Having found that BMP-6 inhibits MMP-1 expression in MDA-MB-231 cells, we next assessed whether BMP-6 is a true suppressor of MMP-1 transcription using reporter gene assays. As shown in Fig. 4B, a reporter gene assay showed that BMP-6 significantly inhibited human MMP-1 promoter activity of the wild-type −159/+19 reporter gene. The inhibition was >50% following BMP-6 treatment, compared to that of the control. However, knockdown of BMP-6 using RNA interference resulted in increased luciferase activity of the human MMP-1 promoter, compared to that of the si-control (Fig. 4B). In order to clarify the regulatory mechanism by which BMP-6 affects MMP-1 expression, we analyzed the MMP-1 promoter using the online tools TRANSFAC (http://www.generegulation.com) and thTESS (http://www.cbil.upenn.edu/cgi-bin/tess/tess). Based on our online analysis, we found that there was an AP-1 binding site (CATGAGTCAG) at the position −70/−60 of the MMP-1 promoter (Fig. 4A).

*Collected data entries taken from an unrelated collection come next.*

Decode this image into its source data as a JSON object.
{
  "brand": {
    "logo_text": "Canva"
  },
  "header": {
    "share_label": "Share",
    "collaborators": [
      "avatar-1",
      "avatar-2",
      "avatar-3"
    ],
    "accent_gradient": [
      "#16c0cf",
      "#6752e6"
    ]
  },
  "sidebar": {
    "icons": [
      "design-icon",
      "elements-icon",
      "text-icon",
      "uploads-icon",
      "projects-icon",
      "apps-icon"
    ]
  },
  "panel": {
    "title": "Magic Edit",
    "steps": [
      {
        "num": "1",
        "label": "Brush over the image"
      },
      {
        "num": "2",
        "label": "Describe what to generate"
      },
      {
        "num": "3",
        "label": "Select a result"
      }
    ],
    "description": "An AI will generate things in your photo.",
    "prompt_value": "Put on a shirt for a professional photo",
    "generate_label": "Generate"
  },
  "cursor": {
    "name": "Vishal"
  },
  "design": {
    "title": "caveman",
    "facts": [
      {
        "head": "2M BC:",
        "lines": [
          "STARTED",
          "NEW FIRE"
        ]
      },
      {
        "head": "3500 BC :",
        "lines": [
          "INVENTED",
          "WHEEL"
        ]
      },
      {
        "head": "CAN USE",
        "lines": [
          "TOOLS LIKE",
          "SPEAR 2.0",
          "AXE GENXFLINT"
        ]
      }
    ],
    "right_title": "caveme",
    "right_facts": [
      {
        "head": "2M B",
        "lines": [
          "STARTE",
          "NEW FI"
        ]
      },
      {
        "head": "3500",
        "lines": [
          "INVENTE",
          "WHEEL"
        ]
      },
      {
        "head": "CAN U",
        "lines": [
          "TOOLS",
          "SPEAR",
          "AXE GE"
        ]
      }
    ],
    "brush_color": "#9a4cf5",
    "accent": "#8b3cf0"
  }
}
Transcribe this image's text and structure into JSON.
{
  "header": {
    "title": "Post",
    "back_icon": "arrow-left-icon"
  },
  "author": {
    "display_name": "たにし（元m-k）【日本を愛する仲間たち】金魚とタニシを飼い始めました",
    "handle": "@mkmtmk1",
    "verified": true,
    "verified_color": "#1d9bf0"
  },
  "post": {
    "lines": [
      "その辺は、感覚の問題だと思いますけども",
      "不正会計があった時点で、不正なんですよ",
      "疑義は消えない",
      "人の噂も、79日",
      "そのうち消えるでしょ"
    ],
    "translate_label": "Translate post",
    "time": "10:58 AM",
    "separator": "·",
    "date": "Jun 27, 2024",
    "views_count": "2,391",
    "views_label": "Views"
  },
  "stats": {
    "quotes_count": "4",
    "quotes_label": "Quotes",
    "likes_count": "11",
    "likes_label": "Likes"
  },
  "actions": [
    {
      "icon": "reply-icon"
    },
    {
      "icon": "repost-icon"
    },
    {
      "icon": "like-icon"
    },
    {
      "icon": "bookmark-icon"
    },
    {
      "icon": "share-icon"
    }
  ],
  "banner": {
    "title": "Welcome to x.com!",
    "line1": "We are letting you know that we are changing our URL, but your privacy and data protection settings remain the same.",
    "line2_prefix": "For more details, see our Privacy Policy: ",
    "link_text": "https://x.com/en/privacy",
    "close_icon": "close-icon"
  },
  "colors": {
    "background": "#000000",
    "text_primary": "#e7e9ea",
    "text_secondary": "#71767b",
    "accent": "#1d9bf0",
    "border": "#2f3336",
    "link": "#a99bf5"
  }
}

Our previous results indicated that BMP-6 inhibited the expression of microRNA-21 via reduction in the expression of δEF1 and c-Fos/c-Jun (22). In the present study, luciferase assay results indicated that TPA (activator of the AP-1 signaling) upregulated the promoter activity of MMP-1, whereas curcumin (inhibitor of AP-1 signaling) repressed its activity in the MDA-MB-231 cells (Fig. 4C), suggesting a potential effect of the AP-1 pathway to mediate MMP-1 transcription. Thus, the AP-1 element on the human MMP-1 promoter was mutated to generate the MMP-1-mAP-1 construct (10). The results of the luciferase assay demonstrated that the mutation of the AP-1 element on human MMP-1 promoter totally depleted its response to TPA, curcumin and BMP-6 (Fig. 4D). We investigated whether BMP-6 affects c-Fos or c-Jun expression at the protein level. Western blotting experiments demonstrated that both c-Fos and c-Jun expression was obviously inhibited in the 231-BMP-6 cells (Fig. 4E). Importantly, the ChIP assays indicated that c-Fos/c-Jun was able to bind to the MMP-1 promoter during basal conditions in an AP-1 site-dependent manner (Fig. 4F). The result of the q-CHIP assay showed that the binding of c-Fos/c-Jun to the MMP-1 promoter was decreased by BMP-6 induction (Fig. 4G).

Having clarified how BMP-6 inhibits MMP-1 expression, we investigated whether MMP-1 influences the biological effect of BMP-6 in breast cancer cells. MMP-1 has been reported to induce invasion in MDA-MB-231 cells (9). We investigated whether MMP-1 could rescue BMP-6-inhibited breast invasion in vitro. 231-control and 231-BMP-6 cells were transfected with the MMP-1 expression plasmid or an siRNA expression plasmid targeting MMP-1 or treated with an MMP-1 inhibitor. Expression of MMP-1 was confirmed by ELISA and western blotting (Fig. 5A and B). Boyden chamber assay showed that MMP-1 induced MDA-MB-231 cell invasion in vitro. In contrast, MMP-1 knockdown by RNA interference or the MMP-1 inhibitor exhibited an opposite effect (Fig. 5C and D). Moreover, MMP-1 decreased BMP-6-inhibited invasion of MDA-MB-231 cells (Fig. 5C and D).